Institut für Medizinische Biometrie und Statistik, Universitätsklinikum Lübeck, Medizinische Universität zu Lübeck

Ratzeburger Allee 160, Haus 4

23538 Lübeck

eMail: ziegler@imbs.mu-luebeck.de

Publikationsverlauf

Publikationsdatum:
16. Juli 2002 (online)

Inhaltsübersicht #

Überlebenszeitanalyse

In vielen kontrollierten klinischen Studien wird die Wirksamkeit therapeutischer Maßnahmen anhand der Zeit bis zum Auftreten eines bestimmten Ereignisses beurteilt. Dabei können diese Ereignisse positiv sein, wie z. B. die Entlassung aus einer Klinik oder das Eintreten einer Schwangerschaft bei Paaren mit Kinderwunsch. Sie können neutral sein, wie z. B. das Ende der Stillzeit, oder sie können negativ sein, wie z. B. der Tod oder das Auftreten einer Krankheit [1]. Unabhängig von der Wertung des Ereignisses wird in der Medizin ganz allgemein von Überlebenszeitanalyse (engl.: survival analysis) gesprochen. In der Demographie oder den Sozialwissenschaften werden üblicherweise die Begriffe Sterbetafelanalyse, Verweildaueranalyse, Verlaufsdatenanalyse oder Ereigniszeitanalyse (engl.: life table methods, failure time data analysis, lifetime data analysis) verwendet.

In der Medizin gibt es eine Vielzahl von Anwendungsmöglichkeiten: So wird z. B. in onkologischen Therapiestudien die Überlebenszeit oder die Zeit bis zum Auftreten eines Rezidivs unter zwei verschiedenen Therapien miteinander verglichen. Mitunter soll ebenfalls eine Prognose für die erwartete Überlebenszeit eines Patienten abgegeben werden, z. B. wie lange es im Mittel dauern wird, bis eine Patientin mit Kinderwunsch schwanger wird.

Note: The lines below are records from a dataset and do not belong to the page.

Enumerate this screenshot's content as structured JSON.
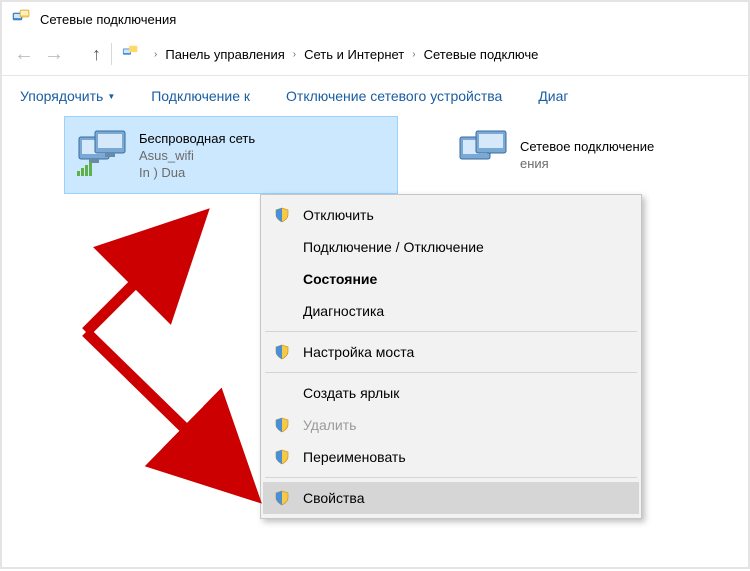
{
  "window": {
    "title": "Сетевые подключения"
  },
  "breadcrumbs": {
    "b1": "Панель управления",
    "b2": "Сеть и Интернет",
    "b3": "Сетевые подключе"
  },
  "toolbar": {
    "organize": "Упорядочить",
    "connect": "Подключение к",
    "disable": "Отключение сетевого устройства",
    "diag": "Диаг"
  },
  "connections": {
    "wifi": {
      "name": "Беспроводная сеть",
      "ssid": "Asus_wifi",
      "adapter": "In          ) Dua"
    },
    "eth": {
      "name": "Сетевое подключение",
      "status": "ения"
    }
  },
  "menu": {
    "disconnect": "Отключить",
    "connect_disconnect": "Подключение / Отключение",
    "status": "Состояние",
    "diagnose": "Диагностика",
    "bridge": "Настройка моста",
    "shortcut": "Создать ярлык",
    "delete": "Удалить",
    "rename": "Переименовать",
    "properties": "Свойства"
  }
}
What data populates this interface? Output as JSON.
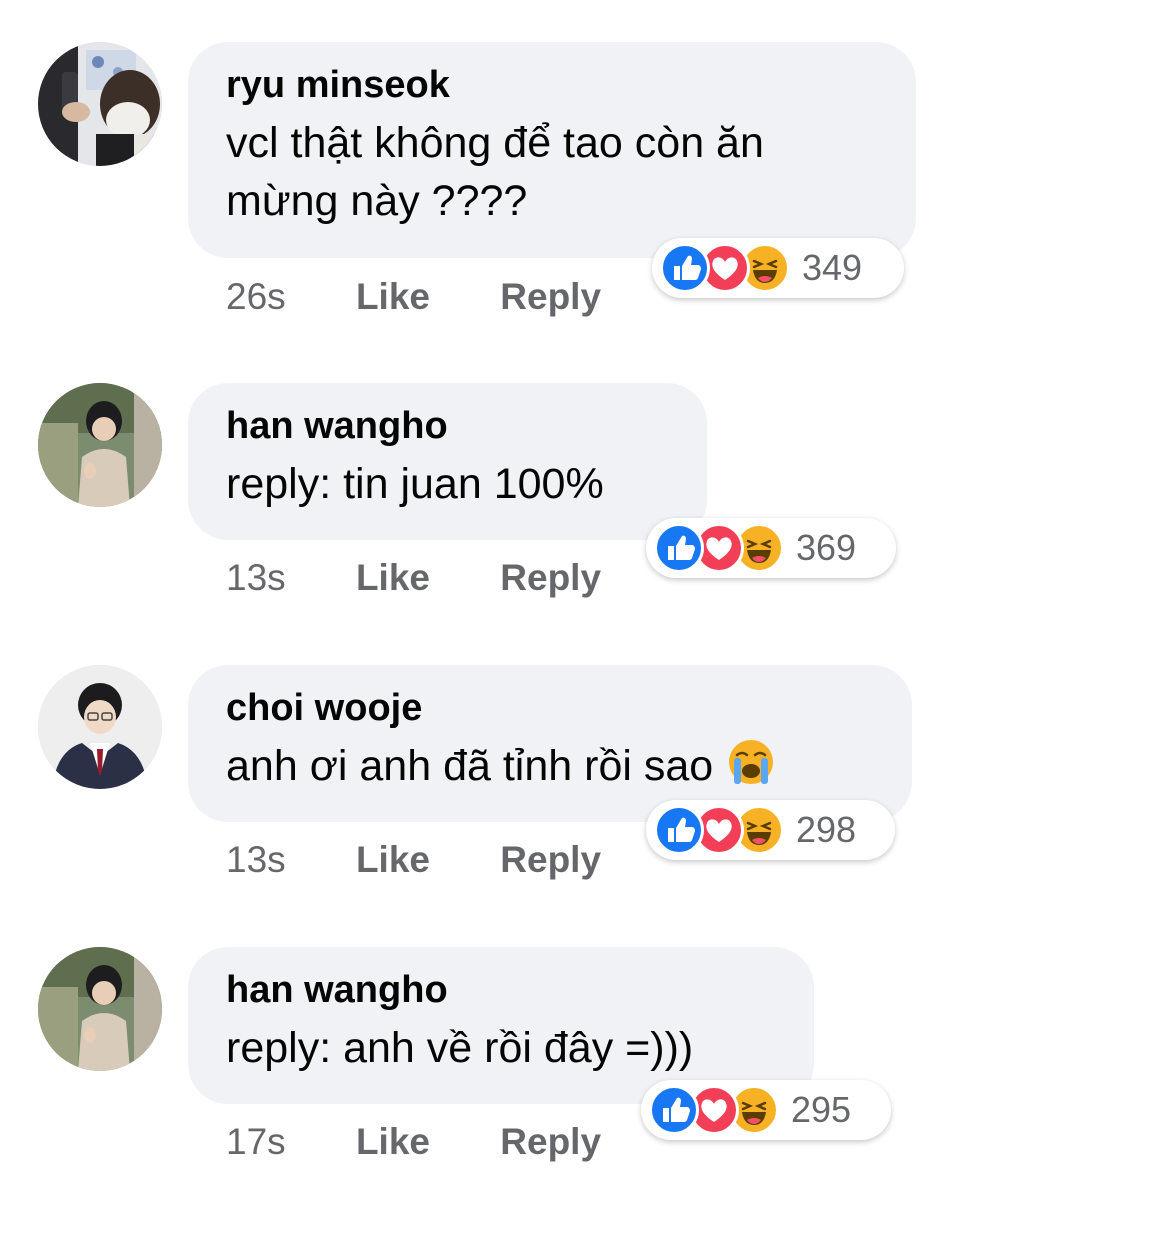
{
  "comments": [
    {
      "author": "ryu minseok",
      "text": "vcl thật không để tao còn ăn mừng này ????",
      "time": "26s",
      "like_label": "Like",
      "reply_label": "Reply",
      "reaction_count": "349",
      "avatar_icon": "profile-photo-phone-mask"
    },
    {
      "author": "han wangho",
      "text": "reply: tin juan 100%",
      "time": "13s",
      "like_label": "Like",
      "reply_label": "Reply",
      "reaction_count": "369",
      "avatar_icon": "profile-photo-outdoor"
    },
    {
      "author": "choi wooje",
      "text": "anh ơi anh đã tỉnh rồi sao",
      "trailing_emoji": "loudly-crying-face",
      "time": "13s",
      "like_label": "Like",
      "reply_label": "Reply",
      "reaction_count": "298",
      "avatar_icon": "profile-photo-uniform"
    },
    {
      "author": "han wangho",
      "text": "reply: anh về rồi đây =)))",
      "time": "17s",
      "like_label": "Like",
      "reply_label": "Reply",
      "reaction_count": "295",
      "avatar_icon": "profile-photo-outdoor"
    }
  ],
  "reaction_icons": [
    "like-icon",
    "love-icon",
    "haha-icon"
  ],
  "colors": {
    "bubble": "#f0f2f5",
    "meta_text": "#65676b",
    "like": "#1877f2",
    "love": "#f33e58",
    "haha": "#f7b125"
  }
}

In all den oben beschriebenen Situationen ist das Charakteristische der Überlebenszeitanalyse, dass die Zielvariable nicht zu einem festen Zeitpunkt erhoben werden kann, d. h. dass es zu Beginn einer Studie unbekannt ist, wann das Ereignis eintritt. Darüber hinaus muss am Ende des Beobachtungszeitraums das Ereignis nicht eingetreten sein; dann wird von einer zensierten Beobachtungszeit gesprochen, oder kurz: Einer zensierten Beobachtung. Zensierung kann auch dadurch entstehen, dass der Patient in der Beobachtung verloren geht, also »lost to follow-up« ist. Eine Zensierung ist auch durch das Eintreten eines konkurrierenden Risikos (engl.: competing risk) möglich, wenn z. B. der Patient durch einen fremdverursachten Verkehrsunfall verstirbt und nicht an seinem Tumor, und das interessierende Ereignis der tumorbedingte Tod ist.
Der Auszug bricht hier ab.